September 30, 2008

JSF to the Ummah: Eid Mubarak!



This marks only the second year since 9/11 that my hometown has lit up its remaining tallest building green for Eid.

Everyone remembers the CNN film of a few Palestinians dancing in E. Jerusalem on 9/11. I recall watching that & feeling more than a little irked, having just come from a candlelight vigil with the WTC smoldering in the background & spending part of the day standing on line to donate blood for the wounded -- who never materialized -- that anyone could find a reason to rejoice in the pointless destruction of my city.

Fifteen months later I traveled to Palestine for the first time. In January of '03, I witnessed the biggest single-day orgy of home demolition in the West Bank since the beginning of the occupation, in the village of Nazlat Issa. Nazlat Issa was a thriving commercial center in the northern West Bank that straddled the Green Line. At least 60 shops were destroyed by the IDF that day. After the major part of the destruction was done, I was coughing amidst the rubble, something easily set off since the weeks I'd spent breathing in the debris of 9/11, and that caught the attention of a local pharmacist. He advised me to drink water, and regretted he didn't have anything from his shop to give me, as it had just been flattened.

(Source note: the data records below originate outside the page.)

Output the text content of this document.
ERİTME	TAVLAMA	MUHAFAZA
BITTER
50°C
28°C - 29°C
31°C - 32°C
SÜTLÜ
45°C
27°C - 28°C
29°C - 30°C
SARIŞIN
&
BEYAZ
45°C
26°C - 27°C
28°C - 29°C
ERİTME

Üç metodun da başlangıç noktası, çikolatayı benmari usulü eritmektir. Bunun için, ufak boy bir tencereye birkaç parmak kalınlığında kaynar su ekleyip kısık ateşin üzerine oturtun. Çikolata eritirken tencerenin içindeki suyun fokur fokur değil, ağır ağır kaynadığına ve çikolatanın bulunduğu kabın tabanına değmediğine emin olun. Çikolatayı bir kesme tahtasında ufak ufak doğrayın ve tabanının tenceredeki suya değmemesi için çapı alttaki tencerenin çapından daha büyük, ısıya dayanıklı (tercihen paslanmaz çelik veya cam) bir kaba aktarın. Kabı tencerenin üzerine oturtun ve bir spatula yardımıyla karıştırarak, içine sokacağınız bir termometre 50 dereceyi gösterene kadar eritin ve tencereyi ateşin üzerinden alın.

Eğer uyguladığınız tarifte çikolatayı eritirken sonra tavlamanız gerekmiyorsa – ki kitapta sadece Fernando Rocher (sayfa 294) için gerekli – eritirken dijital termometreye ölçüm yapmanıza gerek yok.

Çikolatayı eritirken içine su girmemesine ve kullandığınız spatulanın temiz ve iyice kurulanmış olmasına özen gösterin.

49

Quite all right, I assured him, and when I explained the origin of my cough, I got a very common reaction from him, the one most Palestinians expressed as soon as they'd find out I was from New York -- deep sadness for what my city had gone through. Now I was savvy enough not to have expected to find a troupe of 9-11 celebrants prancing about the West Bank, but I was still quite moved at this widely-expressed commiseration. After all, my co-religionists, many of them being settlers with Brooklyn accents, were busy ethnically cleansing these folks, and my country was financing it. But it really took the cake, this pharmacist standing in the rubble of everything he had, and there he was busying himself expressing effusive sorrow for MY loss & worrying about my cough.

Caked with mud as we all were, and wanting to get away from the dust and the terminator-like machines still ripping away at the remains of the buildings, the pharmacist took myself and two other US Jewish activists to his family's house. He was a superb host, even on such a lousy day, occasionally getting a bit sunken when he talked about how he didn't know how he was going to support his family or mused on what would become of his village. But he brightened up considerably when one of my compatriots surged off an overstuffed sofa and burst into a fabulous interpretation of a Shakira-style bump & grind while the chanteuse blared over Lebanese MTV. We merrily egged him on, clapping in unison, and the one female activist amongst us gamely attempted to ululate. The pharmacist's mother made me tea with an herb picked from their garden -- worked wonders on the throat.

So the picture above is in appreciation for that fellow -- I hope he & his family are doing well this Eid; him and all the other Palestinians who've plied me with their hospitality, wisdom, humor & forbearance in my too brief visits to their beleaguered & beautiful homeland.